Достойный человек прекрасно за нами ухаживал и хотел увести нас к себе, но органист не мог пропустить торжественную воскресную мессу, и на следующий день мы вернулись в Клермон.

Голова учителя была еще слаба или в ней не все было ясно, когда он снова очутился перед органом, более безобидным, чем орган Санадуара. Раза два-три ему изменила память и пришлось импровизировать, что, по его собственному признанию, получалось у него очень посредственно, хотя он хвастался, что на свежую голову он создает шедевры.
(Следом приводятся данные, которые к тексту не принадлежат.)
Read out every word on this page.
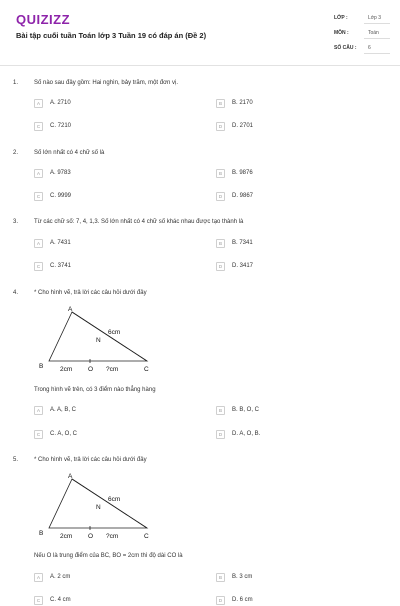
QUIZIZZ
Bài tập cuối tuần Toán lớp 3 Tuần 19 có đáp án (Đề 2)
LỚP :	Lớp 3
MÔN :	Toán
SỐ CÂU : 6
1.	Số nào sau đây gồm: Hai nghìn, bảy trăm, một đơn vị.
A	A. 2710	B	B. 2170
C	C. 7210	D	D. 2701
2.	Số lớn nhất có 4 chữ số là
A	A. 9783	B	B. 9876
C	C. 9999	D	D. 9867
3.	Từ các chữ số: 7, 4, 1,3. Số lớn nhất có 4 chữ số khác nhau được tạo thành là
A	A. 7431	B	B. 7341
C	C. 3741	D	D. 3417
4.	* Cho hình vẽ, trả lời các câu hỏi dưới đây
A
B	C
N
O
6cm
2cm	?cm
Trong hình vẽ trên, có 3 điểm nào thẳng hàng
A	A. A, B, C	B	B. B, O, C
C	C. A, O, C	D	D. A, O, B.
5.	* Cho hình vẽ, trả lời các câu hỏi dưới đây
A
B	C
N
O
6cm
2cm	?cm
Nếu O là trung điểm của BC, BO = 2cm thì độ dài CO là
A	A. 2 cm	B	B. 3 cm
C	C. 4 cm	D	D. 6 cm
В момент "Возношения даров" он почувствовал приступ слабости и сделал мне знак, чтобы я занял его место. До сих пор я играл только в его присутствии и понятия не имел, чего я могу достигнуть в музыке. Мэтр Жан никогда не кончал со мной урока, не заявив торжественно, что я осел. Одно мгновение я был почти так же взволнован, как перед органом титана. Но детству свойственны приступы внезапной самоуверенности; я набрался храбрости и сыграл мотив, поразивший учителя в момент катастрофы, - он с тех пор не выходил у меня из головы.

Это был успех, который, как вы увидите, решил мою судьбу.
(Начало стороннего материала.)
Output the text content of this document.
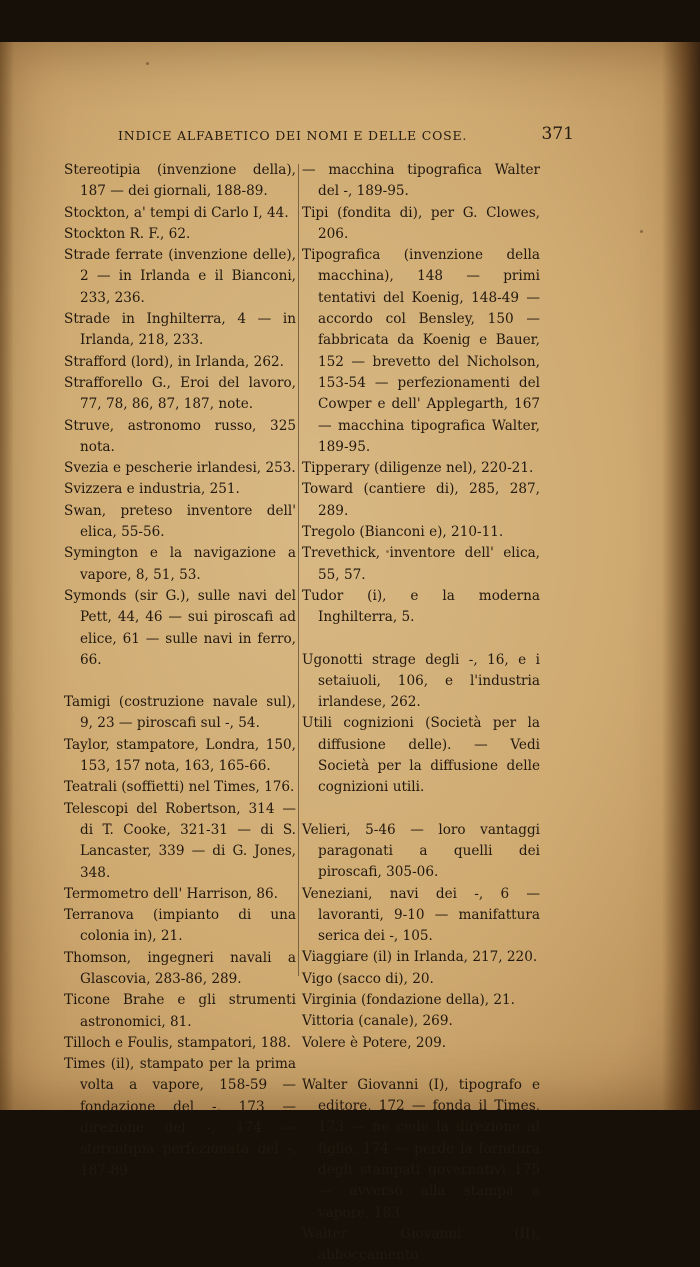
INDICE ALFABETICO DEI NOMI E DELLE COSE.	371

Stereotipia (invenzione della), 187 — dei giornali, 188-89.

Stockton, a' tempi di Carlo I, 44.

Stockton R. F., 62.

Strade ferrate (invenzione delle), 2 — in Irlanda e il Bianconi, 233, 236.

Strade in Inghilterra, 4 — in Irlanda, 218, 233.

Strafford (lord), in Irlanda, 262.

Strafforello G., Eroi del lavoro, 77, 78, 86, 87, 187, note.

Struve, astronomo russo, 325 nota.

Svezia e pescherie irlandesi, 253.

Svizzera e industria, 251.

Swan, preteso inventore dell' elica, 55-56.

Symington e la navigazione a vapore, 8, 51, 53.

Symonds (sir G.), sulle navi del Pett, 44, 46 — sui piroscafi ad elice, 61 — sulle navi in ferro, 66.

Tamigi (costruzione navale sul), 9, 23 — piroscafi sul -, 54.

Taylor, stampatore, Londra, 150, 153, 157 nota, 163, 165-66.

Teatrali (soffietti) nel Times, 176.

Telescopi del Robertson, 314 — di T. Cooke, 321-31 — di S. Lancaster, 339 — di G. Jones, 348.

Termometro dell' Harrison, 86.

Terranova (impianto di una colonia in), 21.

Thomson, ingegneri navali a Glascovia, 283-86, 289.

Ticone Brahe e gli strumenti astronomici, 81.

Tilloch e Foulis, stampatori, 188.

Times (il), stampato per la prima volta a vapore, 158-59 — fondazione del -, 173 — direzione del -, 174 — stereotipia perfezionata del -, 187-89

— macchina tipografica Walter del -, 189-95.

Tipi (fondita di), per G. Clowes, 206.

Tipografica (invenzione della macchina), 148 — primi tentativi del Koenig, 148-49 — accordo col Bensley, 150 — fabbricata da Koenig e Bauer, 152 — brevetto del Nicholson, 153-54 — perfezionamenti del Cowper e dell' Applegarth, 167 — macchina tipografica Walter, 189-95.

Tipperary (diligenze nel), 220-21.

Toward (cantiere di), 285, 287, 289.

Tregolo (Bianconi e), 210-11.

Trevethick, inventore dell' elica, 55, 57.

Tudor (i), e la moderna Inghilterra, 5.

Ugonotti strage degli -, 16, e i setaiuoli, 106, e l'industria irlandese, 262.

Utili cognizioni (Società per la diffusione delle). — Vedi Società per la diffusione delle cognizioni utili.

Velieri, 5-46 — loro vantaggi paragonati a quelli dei piroscafi, 305-06.

Veneziani, navi dei -, 6 — lavoranti, 9-10 — manifattura serica dei -, 105.

Viaggiare (il) in Irlanda, 217, 220.

Vigo (sacco di), 20.

Virginia (fondazione della), 21.

Vittoria (canale), 269.

Volere è Potere, 209.

Walter Giovanni (I), tipografo e editore, 172 — fonda il Times, 173 — ne cede la direzione al figlio, 174 — perde la fornitura degli stampati governativi 175 — avverso alla stampa a vapore, 183.

Walter Giovanni (II), abboccamento
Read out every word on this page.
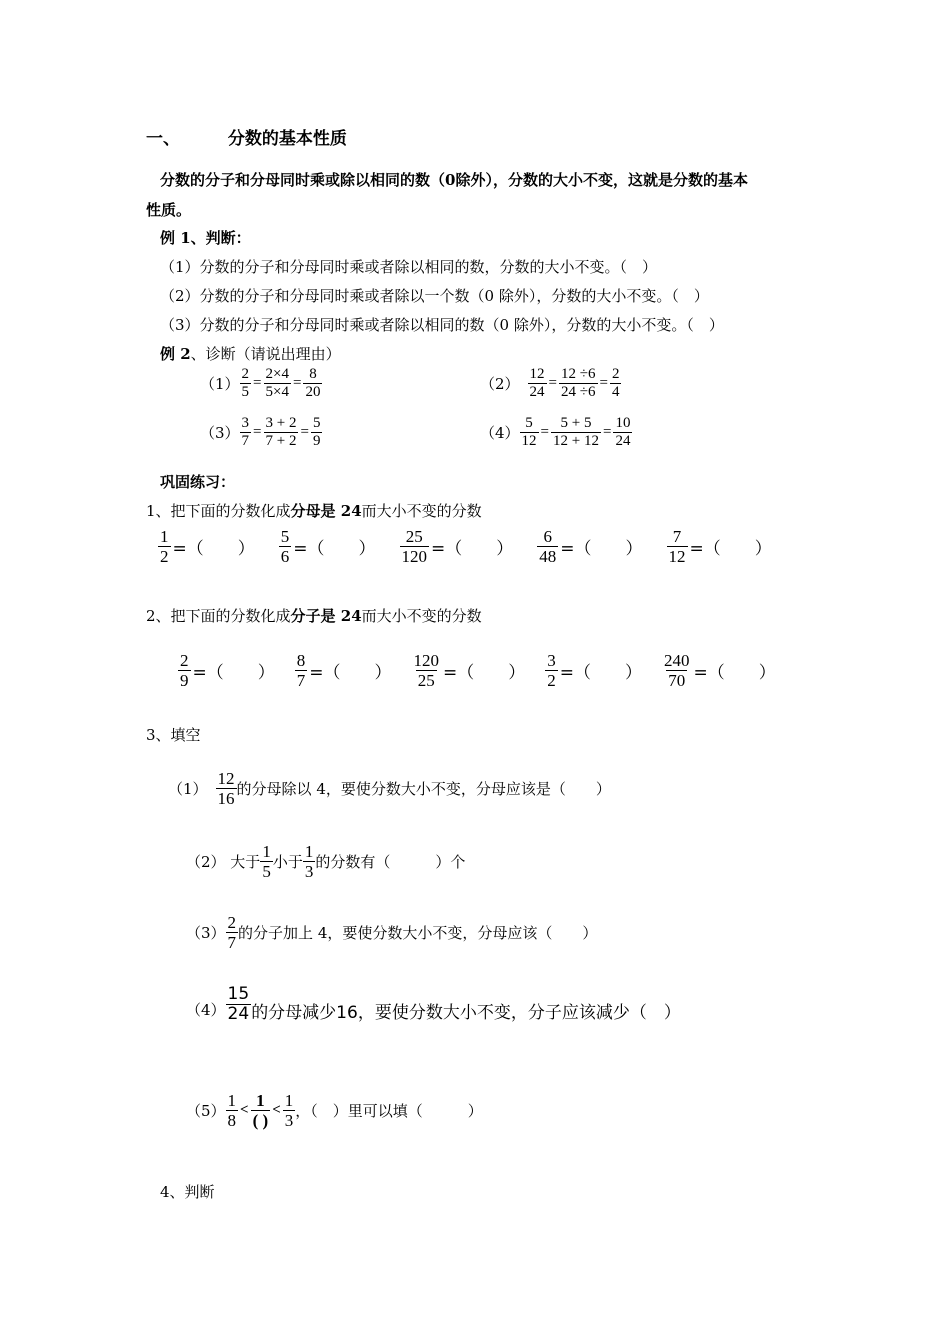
一、	分数的基本性质
分数的分子和分母同时乘或除以相同的数（0除外），分数的大小不变，这就是分数的基本
性质。
例 1、判断：
（1）分数的分子和分母同时乘或者除以相同的数，分数的大小不变。（　）
（2）分数的分子和分母同时乘或者除以一个数（0 除外），分数的大小不变。（　）
（3）分数的分子和分母同时乘或者除以相同的数（0 除外），分数的大小不变。（　）
例 2、诊断（请说出理由）
$(1) \frac{2}{5} = \frac{2\times 4}{5\times 4} = \frac{8}{20}$	$(2) \frac{12}{24} = \frac{12 \div 6}{24 \div 6} = \frac{2}{4}$
$(3) \frac{3}{7} = \frac{3 + 2}{7 + 2} = \frac{5}{9}$	$(4) \frac{5}{12} = \frac{5 + 5}{12 + 12} = \frac{10}{24}$
巩固练习：
1、把下面的分数化成分母是 24而大小不变的分数
$\frac{1}{2}$ =（　　） $\frac{5}{6}$ =（　　） $\frac{25}{120}$ =（　　） $\frac{6}{48}$ =（　　） $\frac{7}{12}$ =（　　）
2、把下面的分数化成分子是 24而大小不变的分数
$\frac{2}{9}$ =（　　） $\frac{8}{7}$ =（　　） $\frac{120}{25}$ =（　　） $\frac{3}{2}$ =（　　） $\frac{240}{70}$ =（　　）
3、填空
$(1) \frac{12}{16}$ 的分母除以 4，要使分数大小不变，分母应该是（　　）
（2） 大于 $\frac{1}{5}$ 小于 $\frac{1}{3}$ 的分数有（　　　）个
$(3) \frac{2}{7}$ 的分子加上 4，要使分数大小不变，分母应该（　　）
$(4) \frac{15}{24}$ 的分母减少16，要使分数大小不变，分子应该减少（　）
$(5) \frac{1}{8} < \frac{1}{( )} < \frac{1}{3}$ ，（　）里可以填（　　　）
4、判断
По окончании мессы старший викарий - меломан, большой знаток церковной музыки, вызвал мэтра Жана.

- У вас есть талант, - сказал он ему, - но надо уметь разбираться. Я вас уже порицал за то, что вы, импровизируя или сочиняя мелодии, не лишенные достоинства, пользуетесь ими некстати. Они нежны или игривы, когда должны быть строгими; они угрожающие и как бы гневные, когда должны быть умиренными и умоляющими. Вот сегодня при "Возношении" вы преподнесли нам настоящую боевую песню. Не отрицаю, это было прекрасно, но больше подходило для шабаша, чем для "Поклоняемся тебе, господи!".

Я стоял все время позади мэтра Жана, пока старший викарий разговаривал с ним; сердце мое сильно билось.

Органист, разумеется, извинился, говоря, что он почувствовал себя плохо и что во время "Возношения" за органом сидел мальчик из хора, его ученик.

- Не вы ли это, мой дружочек? - спросил викарий, заметив мой взволнованный вид.

- Да, это он, - ответил мэтр Жан, - вот этот маленький осел.

- Этот маленький осел прекрасно играл, - заметил, смеясь, старший викарий. - Но не можешь ли ты мне сказать, дитя мое, что это за мотив, который меня поразил? Я сразу же почувствовал, что это нечто замечательное, но я бы не мог сказать, откуда это.

- Это звучит только в моей голове, - уверенно ответил я. - Мне это пришло в голову… в горах.

- Приходили тебе в голову и другие мотивы?

- Нет, это случилось со мной в первый раз.

- Однако…

- Не обращайте на него внимания, - перебил органист, - он сам не знает, что говорит. Эта мелодия, конечно, пришла ему на память.

- Возможно, но чья она?

- Моя, по всей вероятности. Когда сочиняешь, разбрасываешь столько идей, первый встречный и подхватывает обрывки.

- Вам бы не следовало терять этот обрывок, - лукаво сказал старший викарий, - один этот обрывок стоит целой пьесы.

Он повернулся ко мне и добавил:

- Приходи ко мне завтра после мессы, я проэкзаменую тебя.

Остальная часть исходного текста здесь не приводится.